The Next Twenty Years of Coaching

How time flies! This year the International Coaching Federation (ICF)—the largest and most recognized professional association for coaches—celebrates its 20th anniversary, and I celebrate my 20th year as a professional coach.

It’s hard to believe that at the first ICF conference in 1995 the biggest question on everyone’s mind was whether the nascent profession of coaching would survive. Of course, coaching has more than survived. It’s thrived, morphing into more expressions than anyone at that initial gathering could ever have imagined. And it’s still unfolding.

For me, coaching is like an extraordinary intricate flower that just keeps blooming, revealing greater depths of complexity and beauty, yet never fading. The more that I open myself to coaching, through my work and my own personal development, the more coaching opens me to see the unbounded potential it contains for transforming the most fundamental elements of our personal lives and shared experiences.

The only thing that seems to limit the transformational power of coaching is what people believed it to be. If you think of coaching as a tool to get things done, then that’s what it will be for you. Yet coaching is so much more. Coaching is also a leadership style that focuses on realizing potential in people and in situations. When coaching becomes engrained as an organization’s leadership style of choice, it changes the very DNA of the culture, enabling organizations to collectively respond to any kind of change with increased ingenuity and speed. Coaching is, and does, all of that and more.

Ultimately, I’ve come to understand that coaching is a worldview with it’s own set of guiding assumptions and beliefs that profoundly shape how people respond to everybody and everything. When people embrace a coaching worldview they bring their whole selves to whatever they do with the expectation that it’s their responsibility and privilege to evoke positive change by creating shared insights.

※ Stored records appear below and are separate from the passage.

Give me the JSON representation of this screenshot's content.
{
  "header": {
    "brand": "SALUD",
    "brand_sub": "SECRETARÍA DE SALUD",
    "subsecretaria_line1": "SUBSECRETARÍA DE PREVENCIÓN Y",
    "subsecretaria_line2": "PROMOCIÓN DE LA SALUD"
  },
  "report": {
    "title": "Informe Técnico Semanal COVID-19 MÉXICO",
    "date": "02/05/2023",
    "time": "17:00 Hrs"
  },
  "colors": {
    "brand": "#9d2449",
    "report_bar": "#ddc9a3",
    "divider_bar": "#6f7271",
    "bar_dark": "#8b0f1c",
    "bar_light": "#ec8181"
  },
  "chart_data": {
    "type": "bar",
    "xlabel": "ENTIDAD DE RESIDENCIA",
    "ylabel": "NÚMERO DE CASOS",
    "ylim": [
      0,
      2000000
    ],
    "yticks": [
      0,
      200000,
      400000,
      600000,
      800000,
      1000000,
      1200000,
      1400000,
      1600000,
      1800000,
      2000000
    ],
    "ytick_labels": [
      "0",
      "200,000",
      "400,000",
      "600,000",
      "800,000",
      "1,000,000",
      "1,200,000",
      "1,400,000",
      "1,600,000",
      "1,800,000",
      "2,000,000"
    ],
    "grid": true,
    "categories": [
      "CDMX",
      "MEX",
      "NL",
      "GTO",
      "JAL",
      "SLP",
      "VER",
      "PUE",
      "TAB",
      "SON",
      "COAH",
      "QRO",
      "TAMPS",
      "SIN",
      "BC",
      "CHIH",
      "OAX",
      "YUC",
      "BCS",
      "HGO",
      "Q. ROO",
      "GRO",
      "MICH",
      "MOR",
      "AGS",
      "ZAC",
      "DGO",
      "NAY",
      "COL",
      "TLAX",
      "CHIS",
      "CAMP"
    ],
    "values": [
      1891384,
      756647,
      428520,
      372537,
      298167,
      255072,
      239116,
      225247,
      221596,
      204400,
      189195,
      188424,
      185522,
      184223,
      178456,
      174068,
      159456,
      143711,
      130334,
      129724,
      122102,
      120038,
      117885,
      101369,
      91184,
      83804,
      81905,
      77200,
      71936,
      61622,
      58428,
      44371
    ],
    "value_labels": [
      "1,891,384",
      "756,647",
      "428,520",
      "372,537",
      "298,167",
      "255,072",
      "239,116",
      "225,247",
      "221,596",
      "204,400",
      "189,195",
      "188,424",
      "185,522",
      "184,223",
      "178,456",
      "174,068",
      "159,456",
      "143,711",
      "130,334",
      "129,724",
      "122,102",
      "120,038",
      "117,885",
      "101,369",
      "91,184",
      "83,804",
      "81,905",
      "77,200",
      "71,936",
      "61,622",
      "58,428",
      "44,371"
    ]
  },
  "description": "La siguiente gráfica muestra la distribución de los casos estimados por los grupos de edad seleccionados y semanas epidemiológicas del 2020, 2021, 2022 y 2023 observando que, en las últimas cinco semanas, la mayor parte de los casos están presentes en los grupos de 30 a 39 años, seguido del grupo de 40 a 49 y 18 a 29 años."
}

They value learning with and from each other, and they create opportunities to do just that whenever they can, wherever they are, with whomever they are with.

As a worldview, coaching sows and nurtures the seeds of individual and shared peace. Personally, I believe that when coaching is embraced as a way of life globally we will transform who we are and how we are with each other, and usher in a time of deeper appreciation for the value of our differences, and more courageous efforts to manifest peace across every expression of human experience. My highest hope is that someday we won’t be talking about coaching as an event any more because it will just be the way we do things. A coaching worldview, in its many expressions, will  truly be our shared Worldview.

That might sound like a pipe dream, but twenty years ago, no one would have believed that coaching would become what it is today. So why not dream big? Coaches know that’s the first step in truly transformational change.

That’s what I hope to see, and play a part in unfolding, over the next 20 years of coaching. I hope you’ll join me.